En la Unión, la opción de un rearme inminente, con cifras de gasto astronómicas, todavía no ha encontrado una fórmula concreta (ni creíble) de financiación. Pero la decisión es firme. Y en España ya se empiezan a conocer las primeras cifras (6.000 millones más este año, de momento) de lo que nos va a costar la broma. Inquietante es también, como poco, el abanico de posiciones que van tomando los partidos españoles ante la cosa. Fuera del Gobierno, a la oposición le parece que falta debate en el Congreso, ante un asunto tan relevante como éste para la seguridad nacional. Y dentro de la coalición gubernamental, cada miembro cacarea una vez más con voz distinta, si bien con un claro objetivo común: ver de qué manera pueden seguir obteniendo beneficios particulares en la refriega. Sumar no termina de estar por la labor. El PNV no sabe-no contesta. Y Junts y ERC siguen estudiando de qué manera oscurecerse mutuamente, aprovechando la coyuntura, en Cataluña, donde la guerra, según ellos, va por otro lado. Solo Podemos, con claridad meridiana, ha marcado su posición: dicen que no y seguirán diciendo que no al rearme hasta el final. Como si su voto sirviera aquí para algo.

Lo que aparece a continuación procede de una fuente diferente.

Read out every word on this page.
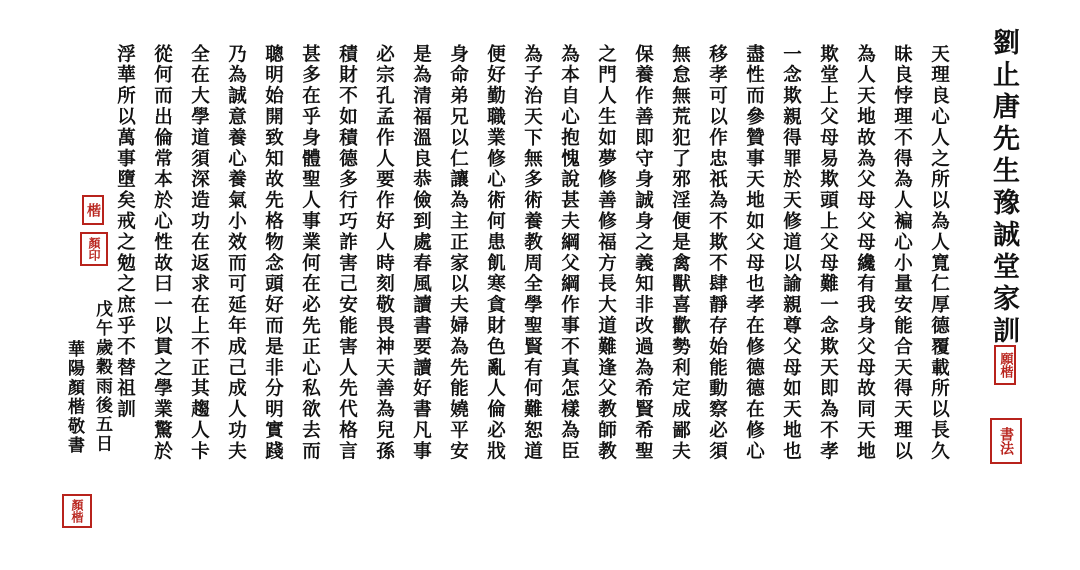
劉止唐先生豫誠堂家訓
願楷
書法
天理良心人之所以為人寬仁厚德覆載所以長久
昧良悖理不得為人褊心小量安能合天得天理以
為人天地故為父母父母纔有我身父母故同天地
欺堂上父母易欺頭上父母難一念欺天即為不孝
一念欺親得罪於天修道以諭親尊父母如天地也
盡性而參贊事天地如父母也孝在修德德在修心
移孝可以作忠祇為不欺不肆靜存始能動察必須
無怠無荒犯了邪淫便是禽獸喜歡勢利定成鄙夫
保養作善即守身誠身之義知非改過為希賢希聖
之門人生如夢修善修福方長大道難逢父教師教
為本自心抱愧說甚夫綱父綱作事不真怎樣為臣
為子治天下無多術養教周全學聖賢有何難恕道
便好勤職業修心術何患飢寒貪財色亂人倫必戕
身命弟兄以仁讓為主正家以夫婦為先能嬈平安
是為清福溫良恭儉到處春風讀書要讀好書凡事
必宗孔孟作人要作好人時刻敬畏神天善為兒孫
積財不如積德多行巧詐害己安能害人先代格言
甚多在乎身體聖人事業何在必先正心私欲去而
聰明始開致知故先格物念頭好而是非分明實踐
乃為誠意養心養氣小效而可延年成己成人功夫
全在大學道須深造功在返求在上不正其趨人卡
從何而出倫常本於心性故曰一以貫之學業驚於
浮華所以萬事墮矣戒之勉之庶乎不替祖訓
楷
顏印
戊午歲穀雨後五日
華陽顏楷敬書
顏楷
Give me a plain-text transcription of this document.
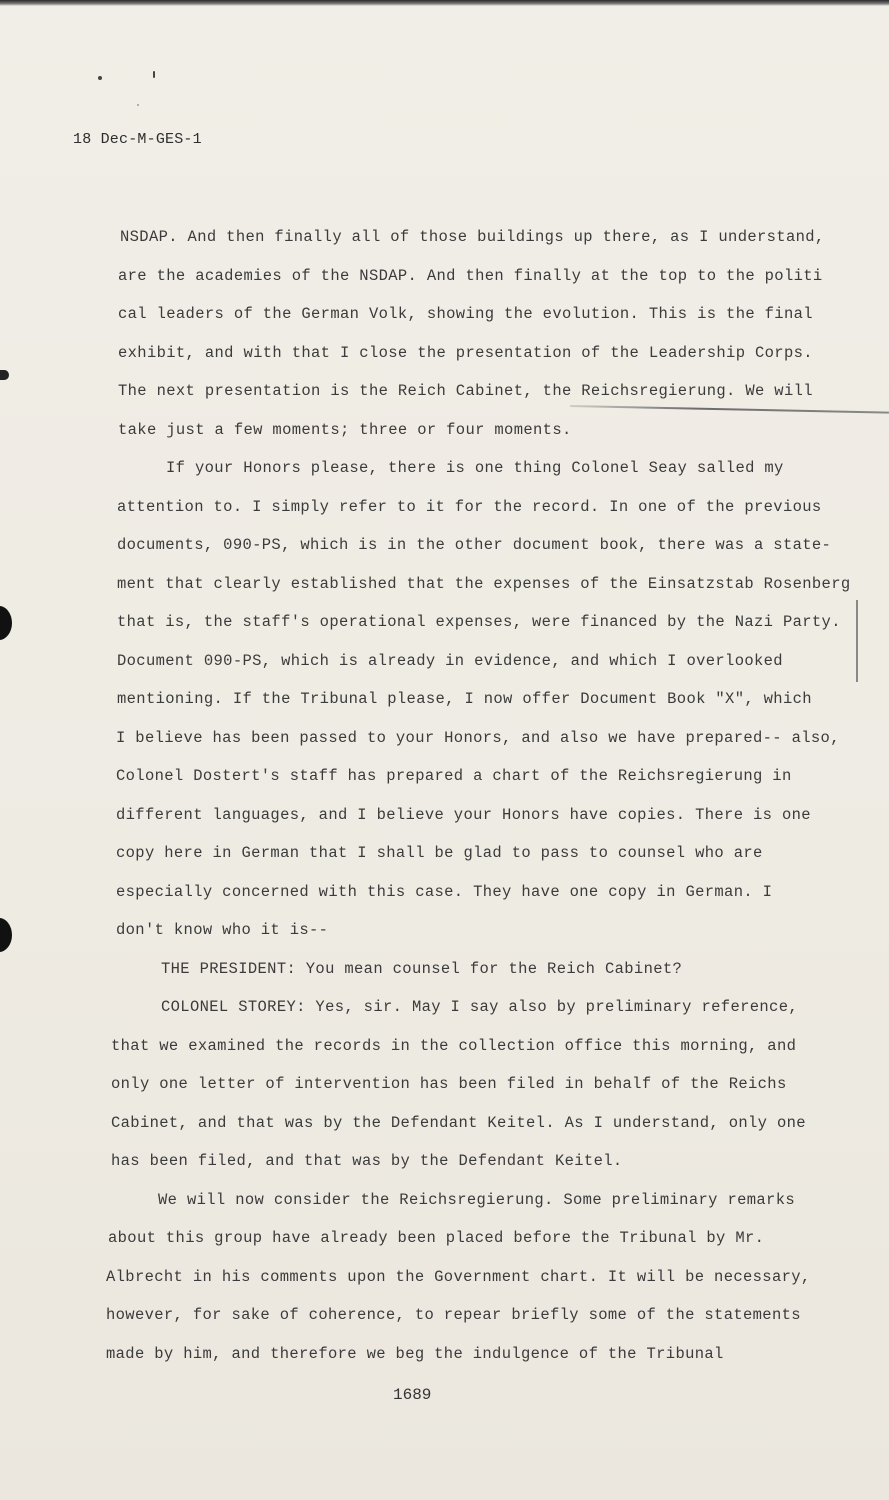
18 Dec-M-GES-1
NSDAP. And then finally all of those buildings up there, as I understand,
are the academies of the NSDAP. And then finally at the top to the politi
cal leaders of the German Volk, showing the evolution. This is the final
exhibit, and with that I close the presentation of the Leadership Corps.
The next presentation is the Reich Cabinet, the Reichsregierung. We will
take just a few moments; three or four moments.
If your Honors please, there is one thing Colonel Seay salled my
attention to. I simply refer to it for the record. In one of the previous
documents, 090-PS, which is in the other document book, there was a state-
ment that clearly established that the expenses of the Einsatzstab Rosenberg
that is, the staff's operational expenses, were financed by the Nazi Party.
Document 090-PS, which is already in evidence, and which I overlooked
mentioning. If the Tribunal please, I now offer Document Book "X", which
I believe has been passed to your Honors, and also we have prepared-- also,
Colonel Dostert's staff has prepared a chart of the Reichsregierung in
different languages, and I believe your Honors have copies. There is one
copy here in German that I shall be glad to pass to counsel who are
especially concerned with this case. They have one copy in German. I
don't know who it is--
THE PRESIDENT: You mean counsel for the Reich Cabinet?
COLONEL STOREY: Yes, sir. May I say also by preliminary reference,
that we examined the records in the collection office this morning, and
only one letter of intervention has been filed in behalf of the Reichs
Cabinet, and that was by the Defendant Keitel. As I understand, only one
has been filed, and that was by the Defendant Keitel.
We will now consider the Reichsregierung. Some preliminary remarks
about this group have already been placed before the Tribunal by Mr.
Albrecht in his comments upon the Government chart. It will be necessary,
however, for sake of coherence, to repear briefly some of the statements
made by him, and therefore we beg the indulgence of the Tribunal
1689
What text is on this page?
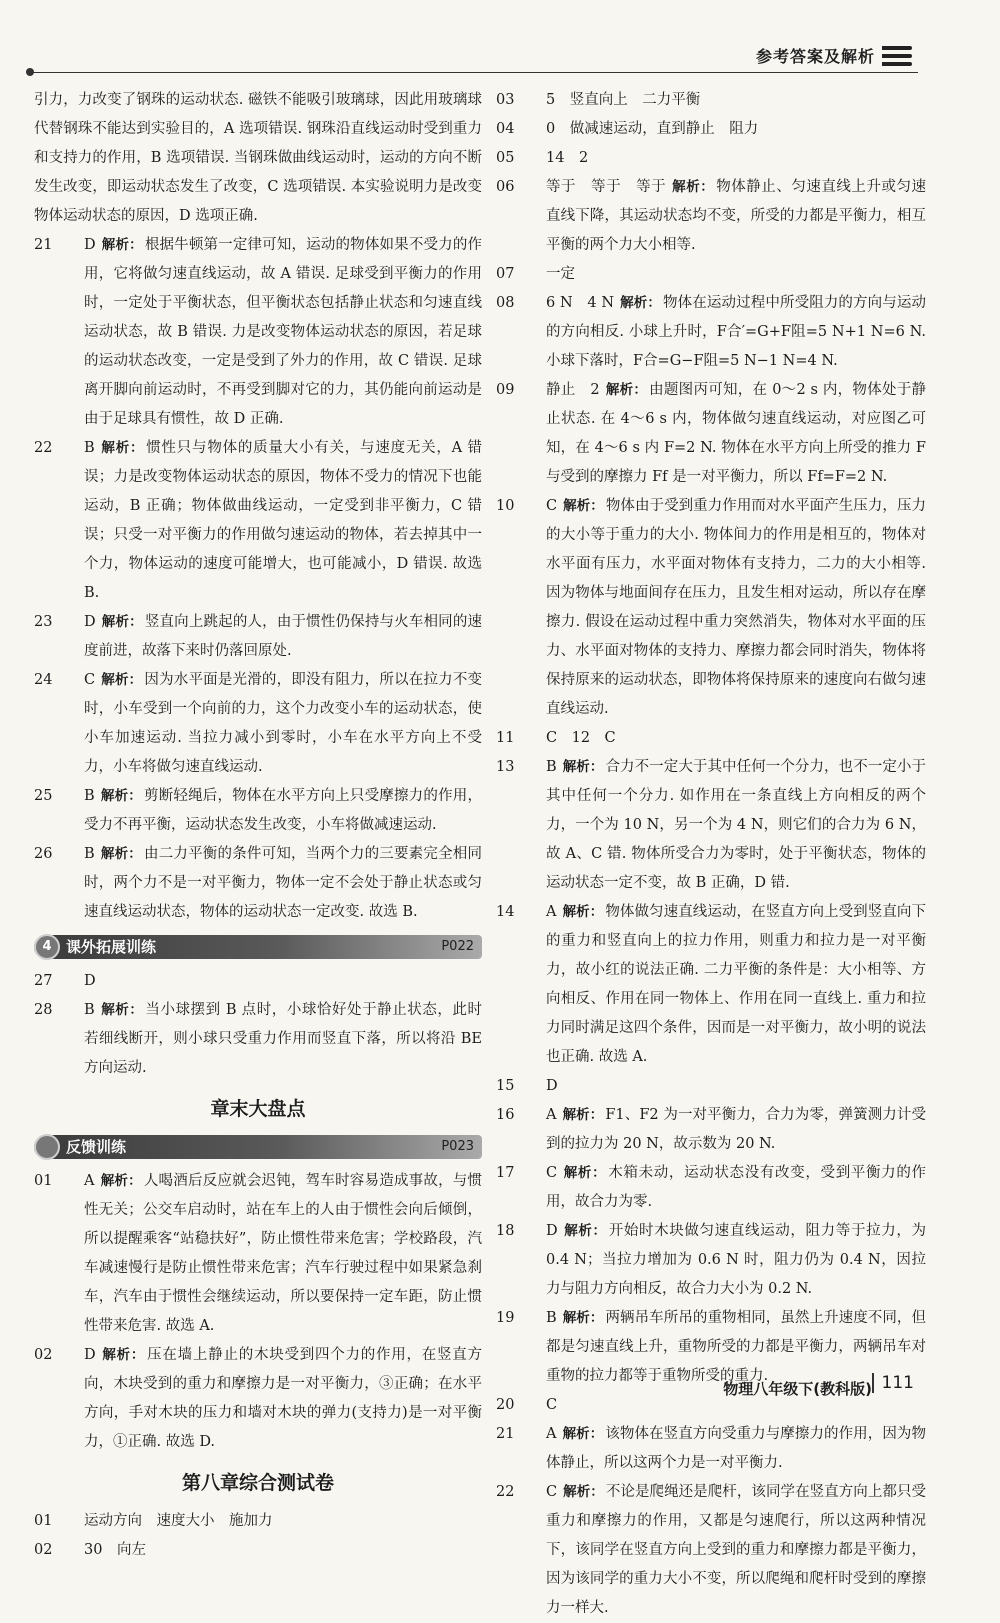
参考答案及解析
引力，力改变了钢珠的运动状态. 磁铁不能吸引玻璃球，因此用玻璃球代替钢珠不能达到实验目的，A 选项错误. 钢珠沿直线运动时受到重力和支持力的作用，B 选项错误. 当钢珠做曲线运动时，运动的方向不断发生改变，即运动状态发生了改变，C 选项错误. 本实验说明力是改变物体运动状态的原因，D 选项正确.
21	D 解析： 根据牛顿第一定律可知，运动的物体如果不受力的作用，它将做匀速直线运动，故 A 错误. 足球受到平衡力的作用时，一定处于平衡状态，但平衡状态包括静止状态和匀速直线运动状态，故 B 错误. 力是改变物体运动状态的原因，若足球的运动状态改变，一定是受到了外力的作用，故 C 错误. 足球离开脚向前运动时，不再受到脚对它的力，其仍能向前运动是由于足球具有惯性，故 D 正确.
22	B 解析： 惯性只与物体的质量大小有关，与速度无关，A 错误；力是改变物体运动状态的原因，物体不受力的情况下也能运动，B 正确；物体做曲线运动，一定受到非平衡力，C 错误；只受一对平衡力的作用做匀速运动的物体，若去掉其中一个力，物体运动的速度可能增大，也可能减小，D 错误. 故选 B.
23	D 解析： 竖直向上跳起的人，由于惯性仍保持与火车相同的速度前进，故落下来时仍落回原处.
24	C 解析： 因为水平面是光滑的，即没有阻力，所以在拉力不变时，小车受到一个向前的力，这个力改变小车的运动状态，使小车加速运动. 当拉力减小到零时，小车在水平方向上不受力，小车将做匀速直线运动.
25	B 解析： 剪断轻绳后，物体在水平方向上只受摩擦力的作用，受力不再平衡，运动状态发生改变，小车将做减速运动.
26	B 解析： 由二力平衡的条件可知，当两个力的三要素完全相同时，两个力不是一对平衡力，物体一定不会处于静止状态或匀速直线运动状态，物体的运动状态一定改变. 故选 B.
4 课外拓展训练	P022
27	D
28	B 解析： 当小球摆到 B 点时，小球恰好处于静止状态，此时若细线断开，则小球只受重力作用而竖直下落，所以将沿 BE 方向运动.
章末大盘点
反馈训练	P023
01	A 解析： 人喝酒后反应就会迟钝，驾车时容易造成事故，与惯性无关；公交车启动时，站在车上的人由于惯性会向后倾倒，所以提醒乘客“站稳扶好”，防止惯性带来危害；学校路段，汽车减速慢行是防止惯性带来危害；汽车行驶过程中如果紧急刹车，汽车由于惯性会继续运动，所以要保持一定车距，防止惯性带来危害. 故选 A.
02	D 解析： 压在墙上静止的木块受到四个力的作用，在竖直方向，木块受到的重力和摩擦力是一对平衡力，③正确；在水平方向，手对木块的压力和墙对木块的弹力(支持力)是一对平衡力，①正确. 故选 D.
第八章综合测试卷
01	运动方向　速度大小　施加力
02	30　向左
03	5　竖直向上　二力平衡
04	0　做减速运动，直到静止　阻力
05	14　2
06	等于　等于　等于 解析： 物体静止、匀速直线上升或匀速直线下降，其运动状态均不变，所受的力都是平衡力，相互平衡的两个力大小相等.
07	一定
08	6 N　4 N 解析： 物体在运动过程中所受阻力的方向与运动的方向相反. 小球上升时，F合′=G+F阻=5 N+1 N=6 N. 小球下落时，F合=G−F阻=5 N−1 N=4 N.
09	静止　2 解析： 由题图丙可知，在 0～2 s 内，物体处于静止状态. 在 4～6 s 内，物体做匀速直线运动，对应图乙可知，在 4～6 s 内 F=2 N. 物体在水平方向上所受的推力 F 与受到的摩擦力 Ff 是一对平衡力，所以 Ff=F=2 N.
10	C 解析： 物体由于受到重力作用而对水平面产生压力，压力的大小等于重力的大小. 物体间力的作用是相互的，物体对水平面有压力，水平面对物体有支持力，二力的大小相等. 因为物体与地面间存在压力，且发生相对运动，所以存在摩擦力. 假设在运动过程中重力突然消失，物体对水平面的压力、水平面对物体的支持力、摩擦力都会同时消失，物体将保持原来的运动状态，即物体将保持原来的速度向右做匀速直线运动.
11	C　12　C
13	B 解析： 合力不一定大于其中任何一个分力，也不一定小于其中任何一个分力. 如作用在一条直线上方向相反的两个力，一个为 10 N，另一个为 4 N，则它们的合力为 6 N，故 A、C 错. 物体所受合力为零时，处于平衡状态，物体的运动状态一定不变，故 B 正确，D 错.
14	A 解析： 物体做匀速直线运动，在竖直方向上受到竖直向下的重力和竖直向上的拉力作用，则重力和拉力是一对平衡力，故小红的说法正确. 二力平衡的条件是：大小相等、方向相反、作用在同一物体上、作用在同一直线上. 重力和拉力同时满足这四个条件，因而是一对平衡力，故小明的说法也正确. 故选 A.
15	D
16	A 解析： F1、F2 为一对平衡力，合力为零，弹簧测力计受到的拉力为 20 N，故示数为 20 N.
17	C 解析： 木箱未动，运动状态没有改变，受到平衡力的作用，故合力为零.
18	D 解析： 开始时木块做匀速直线运动，阻力等于拉力，为 0.4 N；当拉力增加为 0.6 N 时，阻力仍为 0.4 N，因拉力与阻力方向相反，故合力大小为 0.2 N.
19	B 解析： 两辆吊车所吊的重物相同，虽然上升速度不同，但都是匀速直线上升，重物所受的力都是平衡力，两辆吊车对重物的拉力都等于重物所受的重力.
20	C
21	A 解析： 该物体在竖直方向受重力与摩擦力的作用，因为物体静止，所以这两个力是一对平衡力.
22	C 解析： 不论是爬绳还是爬杆，该同学在竖直方向上都只受重力和摩擦力的作用，又都是匀速爬行，所以这两种情况下，该同学在竖直方向上受到的重力和摩擦力都是平衡力，因为该同学的重力大小不变，所以爬绳和爬杆时受到的摩擦力一样大.
物理八年级下(教科版) 111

Tan lamentable como este debate extravagante y extraparlamentario, lo es que el consenso de las dos grandes fuerzas políticas, PSOE y PP, se vaya a producir por decreto europeo, en lugar de por convencimiento de que los asuntos de estado requieren soluciones verdaderamente de estado. Pero aquí, más que todo eso, parece ser que lo que importa es qué parte de responsabilidad (ayer con la dana y hoy con el recordatorio de los cinco años de la pandemia) política tiene el Estado central y cuál el de las autonomías, según la conveniencia de partido, como si en verdad no fueran parte ambos de una misma Administración. ¡Qué fácil se lo pone el modelo a la demagogia!
Mientras esto sucede en España, y mientras Trump sigue dando cabezazos, sin terminar de convencer ni a Zelenski ni a Putin de la bondad de su corazón pacifista, lo cierto es que en Ucrania los soldados adolescentes de uno y otro lado siguen segando vidas jugando con los drones como ayer jugaban con los videojuegos de última generación, en esta nueva y crudelísima versión de los francotiradores de las últimas guerras convencionales. En una guerra de verdad, más allá de esa otra guerra de los aranceles, que de momento lo único que ha conseguido es preocuparnos a todos y borrar esa sonrisa estúpida de Elon Musk ante la caída fulgurante de Tesla, por más que su amigo presidente le haya comprado un coche, para que se le pase la rabieta. Niños malos que juegan sin piedad con las vidas y las haciendas de miles de millones de personas en todo el mundo. «Los guerreros victoriosos ganan primero y luego van a la guerra, mientras que los guerreros derrotados van primero a la guerra y luego tratan de ganar», escribió Sun Tzu en 'El arte de la guerra'. Quizá eso explica, con tan pocas palabras, por qué aquí los únicos que tienen todas las papeletas para ganar en una guerra en la que (de momento) dicen que no participan, son los chinos. Acabáramos.